The argument was that when said company becomes a "commons square" by being almost monopolistic (like YouTube and Twitter), should they then have some duty to not censor? Or at least do it transparently? Or at least not collude with government agencies on what gets censored?
That some services are large and show monopolistic tendencies is an anti-trust issue and not a 1A issue. Arguing that companies that fulfills criteria X shouldn't have 1A rights is the road to some really fucked up things like the government explicitly tampering with the 1A in certain scenarios, and then the 1A become this fluid morass of shit that won't matter very much in the end. And in regards to colluding, no such things happened. Was there some improper behavior exhibited, sure - but most of the stuff that went on is on public record. The government in its capacity as a governing body has the right to communicate with private entities and suggest actions. The only time this matters is if the private entities doesn't have a choice but to follow the "suggestions" or suffer consequences. An example of such behavior is a politician saying "If you don't stop censoring "political group A" we will remove section 230 protections for you!" - that is a blatant example of someone trying to abridge the 1A by threatening the private entity with repercussions if they don't what the politician wants. A politician saying "This content posted by this person doesn't adhere to your community guidelines." is perfectly fine, but if it was followed up with "Or else!" it runs into the 1A.
And the word "publish" (your Freudian slip) implies they are a publisher, not just a carrier, and then should be held liable for postings.... and yet they are not, due to section 230.
If you actually read what the authors of section 230 said about it is that all internet services that hosts 3rd party speech are publishers but they aren't legally treated as such when they publish 3rd party speech. This changes if they choose what is published beforehand (editorial selection of content), then they become a publisher in the legal sense too (although there are some minor caveats to that).
Many people miss this distinction which is why when those who understands this says "they aren't publishers" they are entirely correct in the legal sense. Context matters and especially so when it concerns legal definitions and scopes.
It isn't quite as cut and dry as it would seem. They want it both ways- to claim they are open and free commons and thus should be exempt from liability, and yet also want to censor, demonetize, shadow-ban, blacklist, disclaim, discriminate, downlist, and lots of other "shaping" and interference (outside of user control and often awareness), like a publisher would do.
It's very cut and dry, legally everyone is responsible for their own speech and everyone has the choice of not being forcibly associated with someone else - all per the 1A. The whole "they want it both ways" are certainly a red herring and they certainly aren't "open and free commons", that's some made up shit. They welcome anyone that agrees to their TOS/rules which usually say that the owners can take any action they want within reason to run their service as they want, ie they can remove, hide, promote, downlist, demonitize, monitize etc any 3rd party content at will. If you don't like what a service is doing, vote with your feet.
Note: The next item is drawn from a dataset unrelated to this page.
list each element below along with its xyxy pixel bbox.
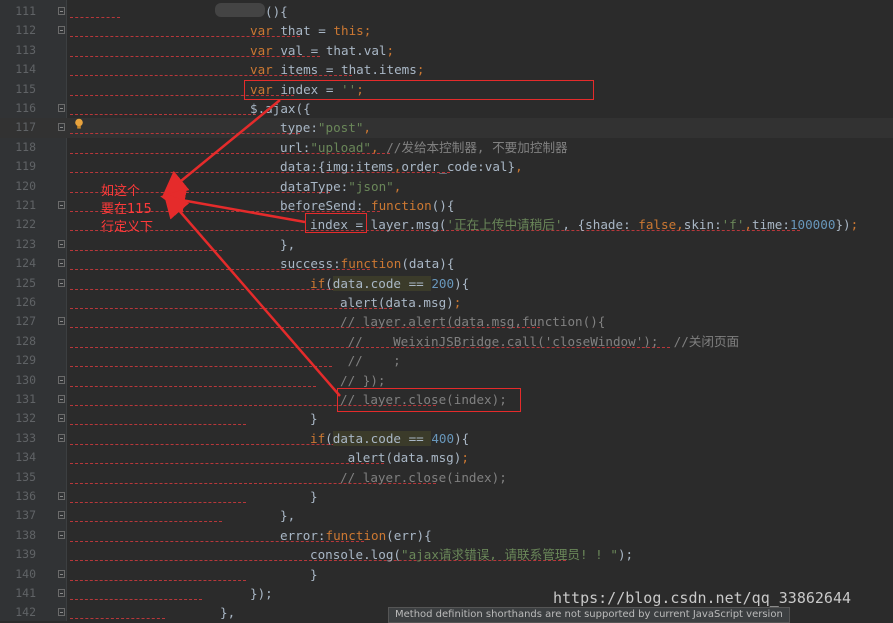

The problem with pushing the idea that an internet service should always be treated as publisher even for 3rd party speech, means that only the big companies that hosts 3d party speech will survive in a fashion, because they have lawyers to spare. The rest will either shutter, disallow any 3rd party content or only allow pre-vetted content through (total editorial control). It's the road to the internet being a read-only pipe of content, which big companies and politicians would love - not more dissent being voiced.